Apesar de as histórias terem nuances diferentes, as quatro personagens convergem em um ponto: São Paulo, e mesmo o Brasil, ainda são lugares onde a homofobia não foi dissipada das situações mais corriqueiras do cotidiano – dentro e fora de casa –, nem da tentativa de conquistar espaços no mercado de trabalho. No caso da capital paulista, a percepção de quem recebe esse tipo de relato, pelo poder público, é de que ele está aumentando.

Com a promessa de combater situações como essas, a prefeitura de São Paulo lançou nesta segunda-feira um serviço itinerante que, por meio de uma van e equipes de atendimento especializado, pretende dar assistência a vítimas de homofobia na cidade.

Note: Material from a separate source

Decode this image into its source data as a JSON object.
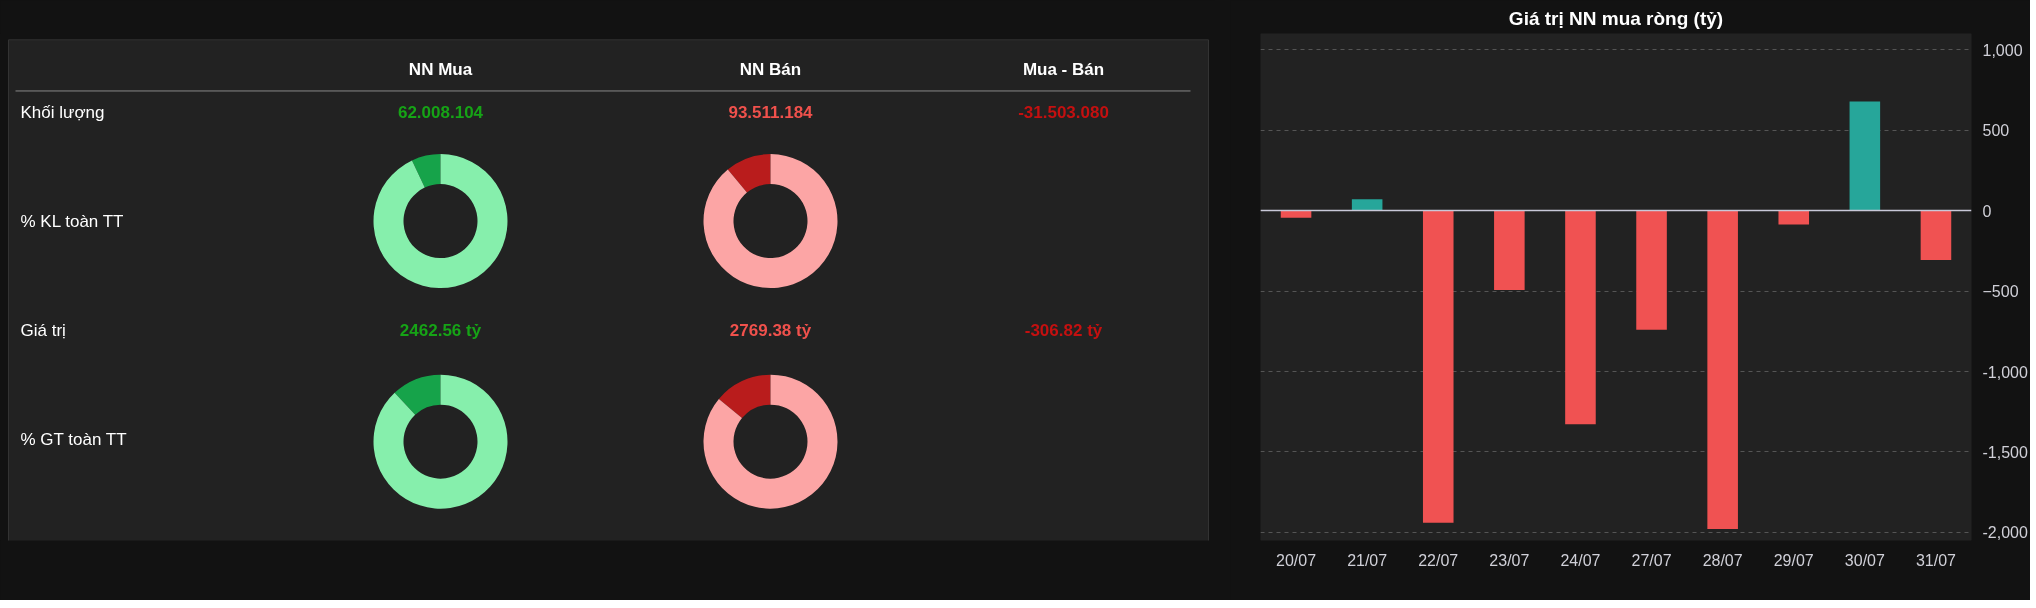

Batizado de Unidade Móvel de Cidadania LGBT, o programa, vinculado à secretaria municipal de Direitos Humanos e Cidadania, vai oferecer apoio psicológico e jurídico às vítimas, além de testes rápidos de detecção de HIV.

Travesti: "Tentam empurrar violência para baixo do tapete":
O casal Luana Neves, de 19 anos (à esquerda), e Tamires Martins, de 18: "Quando nós duas tínhamos cabelo comprido era demais da conta: nos ofendiam na rua, nos mediam de cima a baixo, e uma vez um sujeito me agrediu porque achava errado ver duas mulheres juntas”, relata Tamires
O casal Luana Neves, de 19 anos (à esquerda), e Tamires Martins, de 18: "Quando nós duas tínhamos cabelo comprido era demais da conta: nos ofendiam na rua, nos mediam de cima a baixo, e uma vez um sujeito me agrediu porque achava errado ver duas mulheres juntas”, relata Tamires
Foto: Janaina Garcia / Terra

“Fizemos uma primeira experiência de atendimento itinerante com mulheres vítimas de violência e recolhemos muitas informações importantes sobre violência doméstica; agora, faremos o mesmo com a comunidade LGBT e os casos de homofobia – sobretudo em pontos específicos e onde o risco e a vulnerabilidade são maiores”, afirmou o prefeito Fernando Haddad (PT).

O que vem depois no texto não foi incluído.